Given a long sequence of N (not necessary distinct) numbers, say
{1, 50, 3, 99, 1, 2, 100, 99, 4, 100, 4, 100} (could be very long)
and a small set of M ordered pairs, say
(1, 2)
(2, 1)
(1, 3)
(99, 50)
(99, 100)
I would like to detect whether the ordered pair occurs anywhere in the list (they could be separated, but order matters). For example, the counts above would be:
(1, 2): 2 (each 1 pairs with the later 2)
(2, 1): 0 (no 1's come after the 2)
(1, 3): 1 (only one of the 1's come before the 3)
(99, 50): 0 (no 99's come before the 50)
(99, 100): 5 (3 times for the first 99 and 2 times for the second)
Assuming that every number in the ordered pairs is guaranteed to appear in the list, does there exist an algorithm to extract these counts faster than the naive O(N * M) time (achieved by brute force searching for each ordered pair)?
As a side question, might there be a fast algorithm if we restrict ourselves to boolean occurrences only instead of counts? That is:
(1, 2): yes
(2, 1): no
(1, 3): yes
(99, 50): no
(99, 100): yes
Any help would be appreciated.
Keep two hashes, one mapping numbers to the least position at which they occur, and one mapping numbers to the greatest position at which they occur. The ordered pair (a, b) appears in order if least[a] < greatest[b] (and both hash keys are present). Preprocessing time is linear, space usage is linear, query time is constant (under standard assumptions about the complexity of hashing).

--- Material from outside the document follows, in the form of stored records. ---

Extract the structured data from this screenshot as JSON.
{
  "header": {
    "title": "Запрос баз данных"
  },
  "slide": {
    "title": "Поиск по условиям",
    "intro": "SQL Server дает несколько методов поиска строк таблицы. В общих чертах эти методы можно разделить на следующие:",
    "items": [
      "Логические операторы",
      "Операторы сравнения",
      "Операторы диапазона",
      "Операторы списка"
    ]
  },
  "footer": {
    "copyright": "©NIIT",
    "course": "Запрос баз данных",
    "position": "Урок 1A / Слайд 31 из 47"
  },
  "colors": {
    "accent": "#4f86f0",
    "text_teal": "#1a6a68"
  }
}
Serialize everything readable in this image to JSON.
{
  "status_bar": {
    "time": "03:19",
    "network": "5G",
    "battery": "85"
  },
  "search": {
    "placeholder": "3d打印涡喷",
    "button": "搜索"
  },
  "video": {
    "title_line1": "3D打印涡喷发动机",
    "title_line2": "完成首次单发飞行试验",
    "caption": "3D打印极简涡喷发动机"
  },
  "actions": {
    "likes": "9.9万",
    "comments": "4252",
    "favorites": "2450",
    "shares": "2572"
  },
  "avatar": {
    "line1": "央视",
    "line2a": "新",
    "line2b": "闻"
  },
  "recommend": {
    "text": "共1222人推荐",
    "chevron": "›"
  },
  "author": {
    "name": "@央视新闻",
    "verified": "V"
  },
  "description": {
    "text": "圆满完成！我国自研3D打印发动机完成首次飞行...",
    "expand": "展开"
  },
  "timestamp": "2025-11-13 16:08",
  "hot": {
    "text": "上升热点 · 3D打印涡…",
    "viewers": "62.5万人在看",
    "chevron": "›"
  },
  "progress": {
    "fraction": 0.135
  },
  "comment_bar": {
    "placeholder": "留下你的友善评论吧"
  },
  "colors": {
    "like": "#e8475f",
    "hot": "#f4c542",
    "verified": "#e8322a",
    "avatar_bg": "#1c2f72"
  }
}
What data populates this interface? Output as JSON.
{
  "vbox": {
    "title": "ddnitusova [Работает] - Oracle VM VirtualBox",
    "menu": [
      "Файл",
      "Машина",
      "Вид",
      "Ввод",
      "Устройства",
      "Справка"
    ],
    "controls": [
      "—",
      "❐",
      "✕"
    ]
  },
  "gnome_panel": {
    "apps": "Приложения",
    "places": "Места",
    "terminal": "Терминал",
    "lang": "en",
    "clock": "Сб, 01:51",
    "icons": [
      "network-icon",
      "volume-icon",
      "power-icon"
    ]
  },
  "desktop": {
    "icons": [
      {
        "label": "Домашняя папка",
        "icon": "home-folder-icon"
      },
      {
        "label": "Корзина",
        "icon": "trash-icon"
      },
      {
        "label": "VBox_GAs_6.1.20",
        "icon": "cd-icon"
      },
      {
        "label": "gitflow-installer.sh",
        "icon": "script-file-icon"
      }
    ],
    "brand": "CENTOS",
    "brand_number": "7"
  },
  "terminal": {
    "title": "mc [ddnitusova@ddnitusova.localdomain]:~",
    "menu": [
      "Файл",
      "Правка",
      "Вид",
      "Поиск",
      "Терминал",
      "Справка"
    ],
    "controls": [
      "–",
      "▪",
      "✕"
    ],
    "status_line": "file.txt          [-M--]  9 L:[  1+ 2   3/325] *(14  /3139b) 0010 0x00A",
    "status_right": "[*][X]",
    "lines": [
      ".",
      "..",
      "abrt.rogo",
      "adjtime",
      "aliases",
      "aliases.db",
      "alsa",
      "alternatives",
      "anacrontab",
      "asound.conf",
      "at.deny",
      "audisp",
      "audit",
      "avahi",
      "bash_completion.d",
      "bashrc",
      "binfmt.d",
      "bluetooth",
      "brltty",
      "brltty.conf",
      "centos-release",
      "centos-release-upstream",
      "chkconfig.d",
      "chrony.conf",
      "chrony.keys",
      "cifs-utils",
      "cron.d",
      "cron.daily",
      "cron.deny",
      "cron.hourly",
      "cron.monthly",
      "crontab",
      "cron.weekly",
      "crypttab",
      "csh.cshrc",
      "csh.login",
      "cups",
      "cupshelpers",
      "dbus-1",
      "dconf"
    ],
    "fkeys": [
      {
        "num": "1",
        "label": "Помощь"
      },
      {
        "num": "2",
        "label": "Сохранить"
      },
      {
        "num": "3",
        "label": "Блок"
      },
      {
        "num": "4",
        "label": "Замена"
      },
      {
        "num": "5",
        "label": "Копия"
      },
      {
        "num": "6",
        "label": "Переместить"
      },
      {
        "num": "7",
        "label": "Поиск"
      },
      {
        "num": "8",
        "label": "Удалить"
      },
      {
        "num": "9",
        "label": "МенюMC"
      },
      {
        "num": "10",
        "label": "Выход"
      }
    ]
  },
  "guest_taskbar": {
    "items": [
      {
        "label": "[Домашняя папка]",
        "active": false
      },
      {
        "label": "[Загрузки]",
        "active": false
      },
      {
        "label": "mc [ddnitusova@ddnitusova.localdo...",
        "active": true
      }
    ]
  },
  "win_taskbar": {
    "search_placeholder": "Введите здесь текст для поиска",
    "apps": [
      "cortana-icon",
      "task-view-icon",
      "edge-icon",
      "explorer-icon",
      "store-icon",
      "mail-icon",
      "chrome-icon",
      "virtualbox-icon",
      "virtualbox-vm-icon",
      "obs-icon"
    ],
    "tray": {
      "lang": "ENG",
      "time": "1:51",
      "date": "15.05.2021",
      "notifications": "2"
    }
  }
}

As for the counting version, the best I can think of is to keep one hash mapping each number to the positions at which it occurs in sorted order. To query a pair, “merge” the position lists, keeping track of the number of a-elements so far and the number of pair occurrences. When a b-element is selected to be next, increment the number of pairs by the number of a-elements. When an a-element is selected to be next, increment the number of a-elements. (If a == b, return length choose 2.)